Simeon Golar
Simeon Golar was an American jurist who served as a justice of the New York State Supreme Court in Queens County.
Golar was born in 1928 in Chester, South Carolina, to teenage mother Lottie Jackson and was adopted soon afterwards by the Golar family. He moved to New York City as a small child and attended the city's public schools. After earning a business degree from the City College of New York, he attended the New York University School of Law, where one of his classmates was future mayor David Dinkins.
Career
Golar entered politics with the Liberal Party and in 1966 ran, unsuccessfully but notably for the era, for New York State attorney general, polling nearly 285,000 votes.

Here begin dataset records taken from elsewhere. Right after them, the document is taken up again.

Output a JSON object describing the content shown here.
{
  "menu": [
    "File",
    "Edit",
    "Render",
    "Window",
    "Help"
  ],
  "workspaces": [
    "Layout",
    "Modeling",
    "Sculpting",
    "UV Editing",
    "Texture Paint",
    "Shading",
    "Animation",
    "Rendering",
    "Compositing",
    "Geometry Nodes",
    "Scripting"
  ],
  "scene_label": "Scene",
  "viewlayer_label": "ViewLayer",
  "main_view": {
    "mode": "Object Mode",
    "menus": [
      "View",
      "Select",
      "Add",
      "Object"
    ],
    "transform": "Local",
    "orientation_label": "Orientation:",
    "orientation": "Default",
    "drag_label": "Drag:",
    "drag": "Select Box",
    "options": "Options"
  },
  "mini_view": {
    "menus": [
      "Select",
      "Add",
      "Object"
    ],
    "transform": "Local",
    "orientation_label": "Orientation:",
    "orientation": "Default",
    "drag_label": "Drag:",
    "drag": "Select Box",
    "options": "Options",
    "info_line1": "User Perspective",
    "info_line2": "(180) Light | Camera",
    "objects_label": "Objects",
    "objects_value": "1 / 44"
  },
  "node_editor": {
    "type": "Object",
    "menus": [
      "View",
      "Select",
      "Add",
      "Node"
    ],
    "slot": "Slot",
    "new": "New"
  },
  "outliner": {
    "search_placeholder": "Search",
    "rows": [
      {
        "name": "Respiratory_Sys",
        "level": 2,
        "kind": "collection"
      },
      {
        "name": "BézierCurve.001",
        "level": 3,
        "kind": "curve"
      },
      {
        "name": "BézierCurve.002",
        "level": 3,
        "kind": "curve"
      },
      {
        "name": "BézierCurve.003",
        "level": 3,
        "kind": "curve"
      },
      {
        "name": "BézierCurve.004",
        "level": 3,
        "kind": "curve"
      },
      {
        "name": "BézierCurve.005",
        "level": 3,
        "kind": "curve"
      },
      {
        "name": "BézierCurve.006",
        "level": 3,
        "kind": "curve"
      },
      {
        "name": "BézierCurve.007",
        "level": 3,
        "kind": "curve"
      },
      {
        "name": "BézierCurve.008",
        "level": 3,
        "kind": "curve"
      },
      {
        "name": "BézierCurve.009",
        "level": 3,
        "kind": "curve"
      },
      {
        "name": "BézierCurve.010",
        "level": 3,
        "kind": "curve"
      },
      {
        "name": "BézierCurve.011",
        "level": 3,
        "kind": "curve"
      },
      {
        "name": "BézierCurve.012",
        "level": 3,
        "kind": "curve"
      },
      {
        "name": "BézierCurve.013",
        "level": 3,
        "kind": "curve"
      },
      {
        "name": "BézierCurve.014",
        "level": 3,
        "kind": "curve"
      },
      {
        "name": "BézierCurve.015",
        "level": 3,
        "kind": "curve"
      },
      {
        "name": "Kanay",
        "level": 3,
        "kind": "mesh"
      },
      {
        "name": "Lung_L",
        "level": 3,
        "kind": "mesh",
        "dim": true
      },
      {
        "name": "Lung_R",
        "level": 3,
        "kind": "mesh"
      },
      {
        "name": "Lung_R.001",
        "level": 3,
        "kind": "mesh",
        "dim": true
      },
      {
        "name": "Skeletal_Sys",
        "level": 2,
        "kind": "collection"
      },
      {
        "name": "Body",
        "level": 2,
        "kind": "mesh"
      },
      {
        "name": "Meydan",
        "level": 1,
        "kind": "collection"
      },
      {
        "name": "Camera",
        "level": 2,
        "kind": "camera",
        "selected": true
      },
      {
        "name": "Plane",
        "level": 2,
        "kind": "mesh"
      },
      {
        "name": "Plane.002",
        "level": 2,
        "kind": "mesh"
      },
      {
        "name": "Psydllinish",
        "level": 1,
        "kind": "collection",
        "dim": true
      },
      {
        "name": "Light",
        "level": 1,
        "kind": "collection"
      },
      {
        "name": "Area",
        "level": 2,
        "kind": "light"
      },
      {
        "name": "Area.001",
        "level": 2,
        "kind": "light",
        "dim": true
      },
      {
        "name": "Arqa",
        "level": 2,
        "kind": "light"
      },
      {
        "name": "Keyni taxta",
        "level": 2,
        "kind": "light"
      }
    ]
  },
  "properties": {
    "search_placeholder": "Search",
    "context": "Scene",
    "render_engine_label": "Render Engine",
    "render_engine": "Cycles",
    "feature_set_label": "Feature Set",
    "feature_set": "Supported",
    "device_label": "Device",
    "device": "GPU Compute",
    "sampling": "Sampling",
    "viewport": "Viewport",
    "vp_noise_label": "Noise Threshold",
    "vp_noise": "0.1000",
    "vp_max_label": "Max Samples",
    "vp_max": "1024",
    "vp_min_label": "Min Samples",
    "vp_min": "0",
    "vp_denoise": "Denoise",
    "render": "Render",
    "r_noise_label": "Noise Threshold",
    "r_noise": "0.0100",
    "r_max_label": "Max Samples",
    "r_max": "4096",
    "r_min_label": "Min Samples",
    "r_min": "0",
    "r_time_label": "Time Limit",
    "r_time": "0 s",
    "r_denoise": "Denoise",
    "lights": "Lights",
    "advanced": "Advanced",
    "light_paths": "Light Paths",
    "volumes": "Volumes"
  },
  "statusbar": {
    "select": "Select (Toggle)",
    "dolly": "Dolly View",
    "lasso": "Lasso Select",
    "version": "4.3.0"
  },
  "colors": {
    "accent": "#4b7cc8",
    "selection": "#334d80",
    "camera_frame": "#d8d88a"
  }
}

In 1967, Mayor John V. Lindsay appointed him chairman of the New York City Commission on Human Rights, where he urged civic groups to file discrimination complaints to test the city's fair-housing laws. Three years later, Lindsay elevated him to NYCHA chair, making Golar the first head of the authority who had himself grown up in public housing. His tenure coincided with the contentious Forest Hills low-income housing plan, where he defended integration in the face of fierce community opposition.
Personal life
In 1956, Golar married Brooklyn schoolteacher Pauline Wellington and they had two daughters, Katherine and Charlotte Golar Richie, who served in the Massachusetts House of Representatives and ran for mayor of Boston.